Overhearing the noisy majority

Words & images © Paul Ransom

Things begin, as so often they do, with a coffee. This time, a café, a sudden storm in winter. Strangers abruptly crammed. Staff struggling to keep up. For a few minutes there is heavy rain chaos, until, after a while, a lull. People settle in various seats. Phones get consulted and orders start to arrive. Perfect eavesdropping conditions. But what exactly am I overhearing?

It does not take long for my surveillant ears to register the tenor of Channel Tuesday Afternoon. The apocalypse was last week’s big letdown and, collectively, we have passed ‘peak civilisation’ and are now hurtling inexorably towards a future of creeping technocratic tyranny, all-round incompetence, and shit cinema.

“It’s fucken basic, mate. If y’re gonna set a fucken dog trap, wear fucken gloves,” opines the strapping young tradie on the table adjacent.1

While his similarly attired buddy laps up the animal maiming advice, I notice that trapper and friend are both more youthful and less rugged up than the room’s core demographic. However, neither the lack of decades nor the absence of a sensible jacket can put a lid on the prevailing ‘we was bred tough but these days blokes can’t even rig up a rudimentary dog trap’ rant. What’s more, our young complainer is equally irritated by the ubiquitous incompetence and shoddy workmanship of all other tradesfolk.

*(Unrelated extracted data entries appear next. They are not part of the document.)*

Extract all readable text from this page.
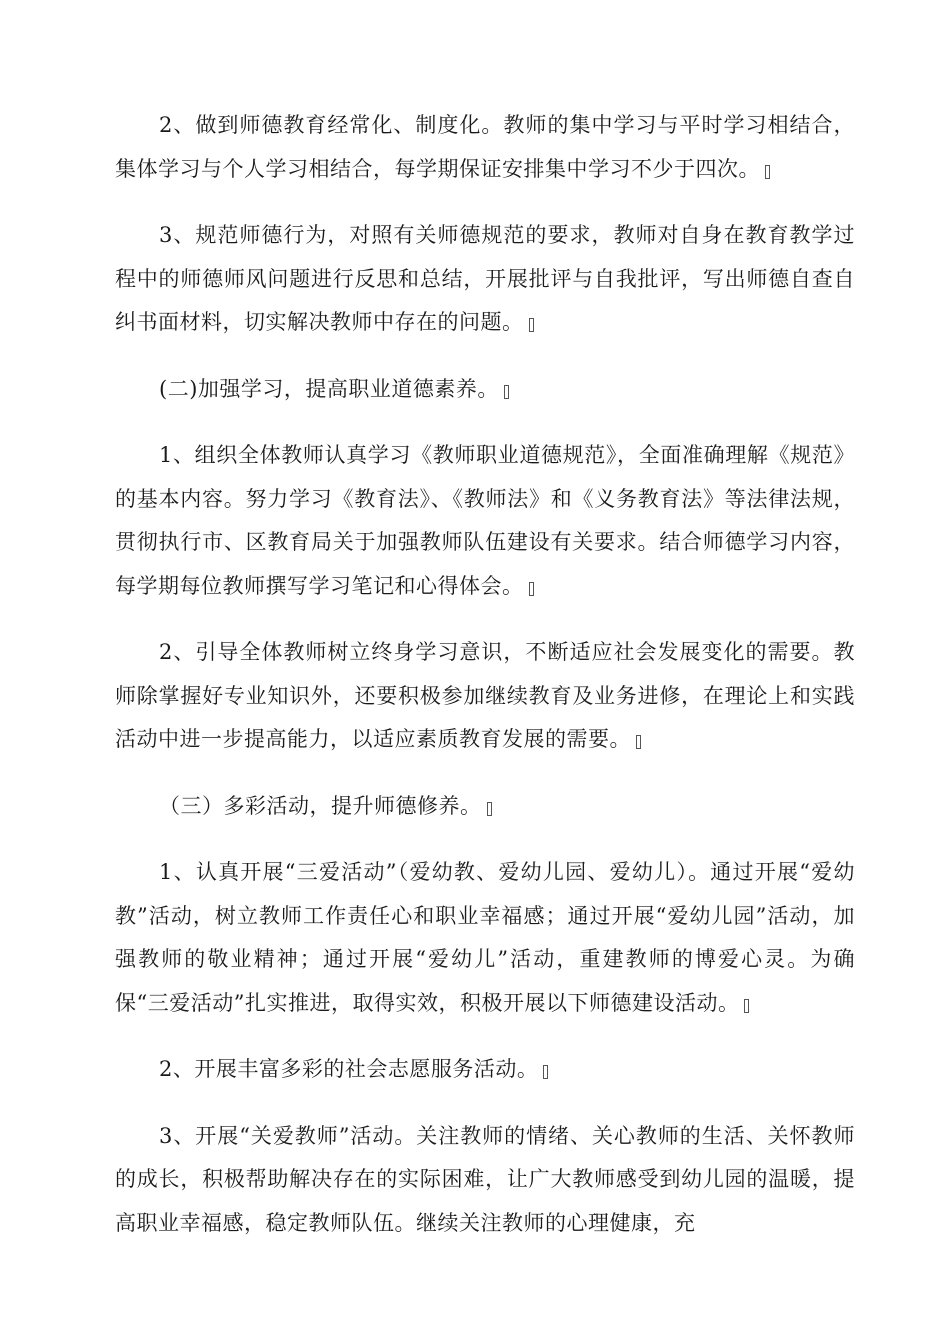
2、做到师德教育经常化、制度化。教师的集中学习与平时学习相结合，集体学习与个人学习相结合，每学期保证安排集中学习不少于四次。

3、规范师德行为，对照有关师德规范的要求，教师对自身在教育教学过程中的师德师风问题进行反思和总结，开展批评与自我批评，写出师德自查自纠书面材料，切实解决教师中存在的问题。

(二)加强学习，提高职业道德素养。

1、组织全体教师认真学习《教师职业道德规范》，全面准确理解《规范》的基本内容。努力学习《教育法》、《教师法》和《义务教育法》等法律法规，贯彻执行市、区教育局关于加强教师队伍建设有关要求。结合师德学习内容，每学期每位教师撰写学习笔记和心得体会。

2、引导全体教师树立终身学习意识，不断适应社会发展变化的需要。教师除掌握好专业知识外，还要积极参加继续教育及业务进修，在理论上和实践活动中进一步提高能力，以适应素质教育发展的需要。

（三）多彩活动，提升师德修养。

1、认真开展“三爱活动”（爱幼教、爱幼儿园、爱幼儿）。通过开展“爱幼教”活动，树立教师工作责任心和职业幸福感；通过开展“爱幼儿园”活动，加强教师的敬业精神；通过开展“爱幼儿”活动，重建教师的博爱心灵。为确保“三爱活动”扎实推进，取得实效，积极开展以下师德建设活动。

2、开展丰富多彩的社会志愿服务活动。

3、开展“关爱教师”活动。关注教师的情绪、关心教师的生活、关怀教师的成长，积极帮助解决存在的实际困难，让广大教师感受到幼儿园的温暖，提高职业幸福感，稳定教师队伍。继续关注教师的心理健康，充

  • Inspired by his muscular tirade, I picture thousands of good-hearted pensioners cowering in the corners of countless loungerooms while leaky rooves and bad wiring make awful messes of otherwise pleasant afternoons and lazy, unskilled louts in hi-vis vests goof-off in nearby pubs enjoying a bet with mates. 

Meanwhile, people old enough to be our canine-imperilling chum’s grandparents hunker into their puffer jackets and nurse their extra hot lattes. “Oh, you know Greg,” one of them says, entirely confident in her judgement. “Thinks he knows everything.” Hearing this, her companion chimes in to the effect that “Gregory” is exactly what we might expect from someone without a vagina. “It’s just so selfish though,” the verdict is further outlined, to which there are nods and tuts and a final damning assessment. “But no one cares about anyone anymore, do they?”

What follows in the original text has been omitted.